S.S. Daltonhall 1899

S.S. Daltonhall 1899

The Dalton Hall arrived early in December and loading commenced. The ship was relatively new having been launched at Hartlepool on the Tees in 1899. It was  a large ship; 3539 tons, 337 feet long by 45 feet wide and drawing 25 feet of water.

When it sailed on 17 December its holds contained a full range of the agricultural and fishing products of the province: 2869 cases of tinned meat, 3970 boxes of cheese, 873 cases of tinned lobster, 268 cases of bacon, 4 barrels of oysters, 58 tons of hay, 90 barrels of apples, 100 cases of eggs and numerous other goods including one sleigh, and one barrel of chain. Livestock shipped (in the days before frozen meat) consisted of  54 boxes of poultry, 57 cattle and 1302 sheep. A notice for “those desiring to see the mother land without paying a fare” indicated that fifteen men would be required on the ship for the care of the animals. How they were to get back to the Island was not noted.

Horace Haszard

Horace Haszard

The vessels making the three Charlottetown – Liverpool direct trips between 1899 and 1901 resulted in a total of 3,204 sheep and lambs, 181 head of cattle, 120 tons of bacon, 5,500 bales of hay as well as other products being carried across the Atlantic. Boosters, including the Charlottetown Guardian took pains to remind readers that these shipments would not have been possible if the cargos had to be transferred in Halifax and that only a direct route would satisfy the need.  A few days after the Dalton Hall sailed the shippers of Prince Edward Island published a public testimonial to Horace Haszard in the Charlottetown Guardian thanking him for his efforts on behalf of the Charlottetown Board of Trade.  In 1903 he captured the Liberal nomination for Parliament and in 1904 was elected to the House of Commons in a by-election.
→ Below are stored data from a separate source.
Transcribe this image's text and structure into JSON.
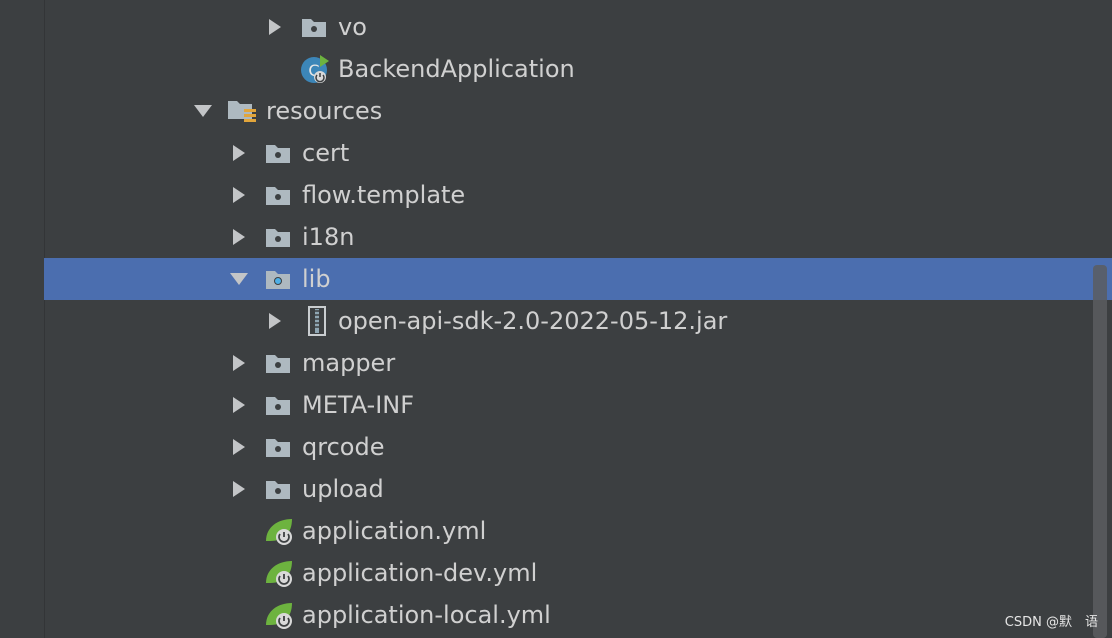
{
  "tree": {
    "items": [
      {
        "label": "vo",
        "type": "package",
        "expanded": false
      },
      {
        "label": "BackendApplication",
        "type": "spring-boot-class"
      },
      {
        "label": "resources",
        "type": "resources-root",
        "expanded": true
      },
      {
        "label": "cert",
        "type": "folder",
        "expanded": false
      },
      {
        "label": "flow.template",
        "type": "folder",
        "expanded": false
      },
      {
        "label": "i18n",
        "type": "folder",
        "expanded": false
      },
      {
        "label": "lib",
        "type": "folder",
        "expanded": true,
        "selected": true
      },
      {
        "label": "open-api-sdk-2.0-2022-05-12.jar",
        "type": "jar",
        "expanded": false
      },
      {
        "label": "mapper",
        "type": "folder",
        "expanded": false
      },
      {
        "label": "META-INF",
        "type": "folder",
        "expanded": false
      },
      {
        "label": "qrcode",
        "type": "folder",
        "expanded": false
      },
      {
        "label": "upload",
        "type": "folder",
        "expanded": false
      },
      {
        "label": "application.yml",
        "type": "spring-yml"
      },
      {
        "label": "application-dev.yml",
        "type": "spring-yml"
      },
      {
        "label": "application-local.yml",
        "type": "spring-yml"
      }
    ]
  },
  "watermark": "CSDN @默　语",
  "colors": {
    "background": "#3c3f41",
    "selection": "#4b6eaf",
    "folder": "#aeb9c0",
    "spring": "#6db33f"
  }
}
However successful the three trips had been, they were insufficient to create a lasting trade link.  Island farmers and shippers became more dependant on vessels making a stop at Charlottetown between other ports. Part of the problem may have been the scarcity of incoming goods as more and more of the Island’s goods were coming from central Canada and the United States rather than the mother country. While there were other goods crossing the Atlantic from P.E.I. it is probable the Dalton Hall was the last steamer to carry a full cargo from Charlottetown to Liverpool. Furness Withy maintained an Atlantic service but it called at Halifax and Montreal. It appears that the Dalton Hall never returned to Charlottetown Harbour.